中国の裁判官、仮想通貨の個人所有は違法ではないと意見

ビットコインの個人所有は合法

中国上海市松江区人民法院の孫潔裁判官は、中国における仮想通貨発行の合法性について、デジタル資産の個人所有は中国法の下では違法ではないとする意見を発表した。

日本語訳:
上海最高裁判所は「暗号通貨の個人所有は合法だが、トークンの発行は禁止されている」と判決した。

中国のビットコイン保有者に対する規制明確化に向けた一歩として、上海裁判所は、デジタル資産の個人所有は中国法の下では違法ではないとする意見を発表。仮想通貨は法定通貨の地位ではなく、「財産的属性」を持つ仮想商品であると記し、同裁判官は次のように述べた。

個人が仮想通貨を保有することは違法ではないが、商業団体は仮想通貨投資取引に参加したり、独自にトークンを発行したりすることさえできない。

同裁判官は、2017年のビジネス紛争に関する論評で、仮想通貨について、財産的属性を持つ商品と呼び、同裁判官の意見は中国における仮想通貨の曖昧な法的地位に光を当てている。孫潔裁判官が表明したこの意見は、上海高級人民法院の公式WeChatアカウントで公開されている。同裁判官は、個人が仮想通貨を所有することは許可されているものの、中国の企業は規制当局の承認なしに仮想通貨への投資やトークン発行は依然として禁止されていると強調した。

この明確化は、中国では違法な資金調達とみなされているICO(Initial Coin Offering:新規仮想通貨公開)をめぐる2社間紛争に関する訴訟の裁判所による審査の一環である。

個人所有は禁止されていない

中国は長い間、仮想通貨を金融の安定に対する潜在的な脅威と見なし、厳格な規制措置を講じており、政府は2017年にはICOを禁止し、仮想通貨取引所を閉鎖し、2021年にはビットコインマイニングを禁止し、仮想通貨関連の事業活動を違法と宣言することで取り締まりを強化し続けてきた。

この様な背景にもかかわらず、孫裁判官は、仮想通貨は財産のような属性を持つ仮想商品とみなされており、個人所有は禁止されていないと指摘し、次のように述べている。

法律と規制は、仮想通貨取引における投機的活動に対する厳しい取り締まりを維持している。

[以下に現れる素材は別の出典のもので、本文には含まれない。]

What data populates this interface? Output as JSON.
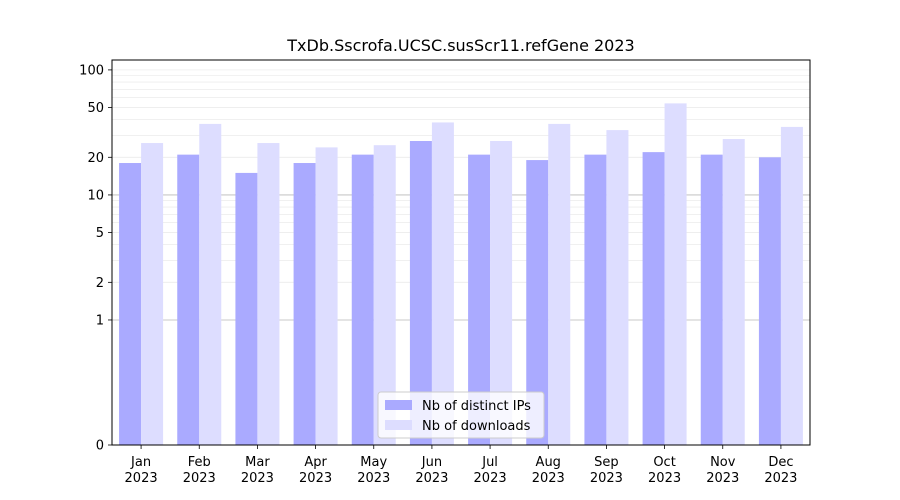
{
  "chart_data": {
    "type": "bar",
    "title": "TxDb.Sscrofa.UCSC.susScr11.refGene 2023",
    "xlabel": "",
    "ylabel": "",
    "yscale": "symlog",
    "ylim": [
      0,
      120
    ],
    "yticks": [
      0,
      1,
      2,
      5,
      10,
      20,
      50,
      100
    ],
    "categories": [
      "Jan\n2023",
      "Feb\n2023",
      "Mar\n2023",
      "Apr\n2023",
      "May\n2023",
      "Jun\n2023",
      "Jul\n2023",
      "Aug\n2023",
      "Sep\n2023",
      "Oct\n2023",
      "Nov\n2023",
      "Dec\n2023"
    ],
    "series": [
      {
        "name": "Nb of distinct IPs",
        "color": "#aaaaff",
        "values": [
          18,
          21,
          15,
          18,
          21,
          27,
          21,
          19,
          21,
          22,
          21,
          20
        ]
      },
      {
        "name": "Nb of downloads",
        "color": "#ddddff",
        "values": [
          26,
          37,
          26,
          24,
          25,
          38,
          27,
          37,
          33,
          54,
          28,
          35
        ]
      }
    ],
    "legend": "lower center",
    "grid": true
  }
}
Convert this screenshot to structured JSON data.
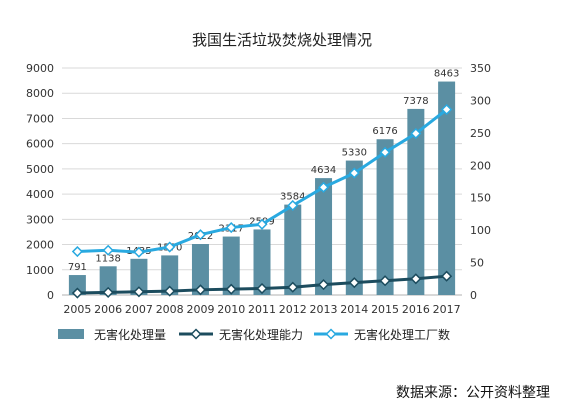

この考え方は、仮想通貨によって促進される違法行為に対する懸念を踏まえ、経済および金融秩序の「混乱」を防ぐという中国のより広範な戦略と一致している。

中国における規制の緊張

関連事件では、中国人民銀行のデジタル通貨研究所のヤオ・チェン(Yao Qian)元所長が仮想通貨をめぐる贈賄事件に関与したとされ、中国の規制環境の複雑さと矛盾が浮き彫りになった。

最近の判決は明確化しているが、仮想通貨の個人所有が容認されてきたことは業界関係者の間では公然の秘密であった。一部の裁判所は以前、仮想通貨は既存の法的枠組みの下で保護される財産として扱われるべきであると判決を下した。しかし、専門家からよりオープンな市場アプローチを求める声が上がっているにもかかわらず、政府が仮想通貨業界に対する厳格な規制を緩和する意向を示す兆候は依然としてない。

シュ・グアンヤオ(Zhu Guangyao)元財政副大臣は9月、仮想通貨はデジタル経済にとって「極めて重要」であると述べた。米国が仮想通貨業界を受け入れ、ドナルド・トランプ(Donald Trump)次期大統領が次期政権でビットコインを国家の戦略的備蓄として利用する計画を掲げていることから、中国は競争力を維持するために適応しなければならないと示唆している。